Les EPL « trop peu utilisées par les collectivités », estime le député gardois (PS) Fabrice Verdier
« La prise en compte des EPL dans l’acte 3 de la décentralisation est un enjeu fort », a déclaré Fabrice Verdier mercredi au Corum de Montpellier, après son élection, à l’unanimité, comme président de la Fédération des EPL (entreprises publiques locales) du L.-R., dans le cadre du congrès national des EPL à Montpellier.
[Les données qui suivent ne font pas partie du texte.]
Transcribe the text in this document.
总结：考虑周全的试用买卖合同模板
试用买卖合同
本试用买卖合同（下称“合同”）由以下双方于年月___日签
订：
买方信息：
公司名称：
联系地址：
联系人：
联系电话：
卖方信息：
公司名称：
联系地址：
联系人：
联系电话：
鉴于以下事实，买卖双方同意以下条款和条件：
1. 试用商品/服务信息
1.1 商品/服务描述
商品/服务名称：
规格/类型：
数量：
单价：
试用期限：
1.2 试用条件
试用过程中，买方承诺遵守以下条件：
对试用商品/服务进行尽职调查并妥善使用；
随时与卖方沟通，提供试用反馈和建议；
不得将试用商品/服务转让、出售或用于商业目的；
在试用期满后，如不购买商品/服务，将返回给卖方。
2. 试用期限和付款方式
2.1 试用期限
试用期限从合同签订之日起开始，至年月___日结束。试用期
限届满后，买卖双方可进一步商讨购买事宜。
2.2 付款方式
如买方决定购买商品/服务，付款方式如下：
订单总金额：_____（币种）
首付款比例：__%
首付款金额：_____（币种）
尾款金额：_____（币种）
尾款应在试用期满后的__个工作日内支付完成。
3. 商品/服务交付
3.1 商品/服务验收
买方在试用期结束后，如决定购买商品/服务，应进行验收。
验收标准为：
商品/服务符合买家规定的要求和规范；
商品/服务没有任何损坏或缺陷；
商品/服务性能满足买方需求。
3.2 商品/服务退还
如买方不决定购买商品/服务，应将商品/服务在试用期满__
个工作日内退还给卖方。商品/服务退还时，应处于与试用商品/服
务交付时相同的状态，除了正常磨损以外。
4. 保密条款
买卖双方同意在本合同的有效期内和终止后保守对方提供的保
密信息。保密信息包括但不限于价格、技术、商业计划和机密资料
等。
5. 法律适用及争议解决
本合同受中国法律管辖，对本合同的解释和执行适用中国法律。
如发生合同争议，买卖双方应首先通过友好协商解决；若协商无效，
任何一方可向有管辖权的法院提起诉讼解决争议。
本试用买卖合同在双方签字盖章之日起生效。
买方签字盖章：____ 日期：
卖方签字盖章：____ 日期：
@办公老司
« Encore trop de communes ou d’intercommunalités n’utilisent pas, ou pas assez, les EPL. Pourtant, les EPL permettent une réactivité, un dynamisme et une facilité d’intervention que n’ont pas toujours les collectivités », a estimé le député gardois (PS)
L’élu régional a rappelé « la diversité de la gamme offerte par les SEM (sociétés d’économie mixte). On le voit dans les allées de ce congrès. Il y a les Sem qui construisent des lycées (L.-R. Aménagement, NDLR), celles qui aménagent des zones d’activités (Serm, Sebli…), celles qui font la promotion de la destination (Sud de France Développement), celles qui font de l’export, du conseil, de l’ingénierie (BRL)... »
Simplification
Autre objectif : « Accompagner les EPL sur le chemin de la simplification, tout en conservant leur originalité, leur souplesse et leur spécificité. Un certain nombre de contraintes administratives et réglementaires sont lourdes (cf. l’enquête de La Lettre M de ce mardi 6 novembre). Il faut aussi veiller à ce que les règles du jeu ne changent pas chaque année. »
Fabrice Verdier succède à Paul Blanc, ex-sénateur UMP des P.-O. « Etant député, j’ai été sollicité par la Fédération des EPL, qui cherche un relais à l’Assemblée nationale pour sensibiliser sur l’utilité des EPL. Ma mission est donc d’animer régionalement et de porter des messages nationalement. »
La Fédération des EPL L.-R., qui regroupe 50 SEM, est une structure « légère, sans budget, présidée alternativement par un parlementaire de droite et de gauche ». Elle se réunit deux fois par an.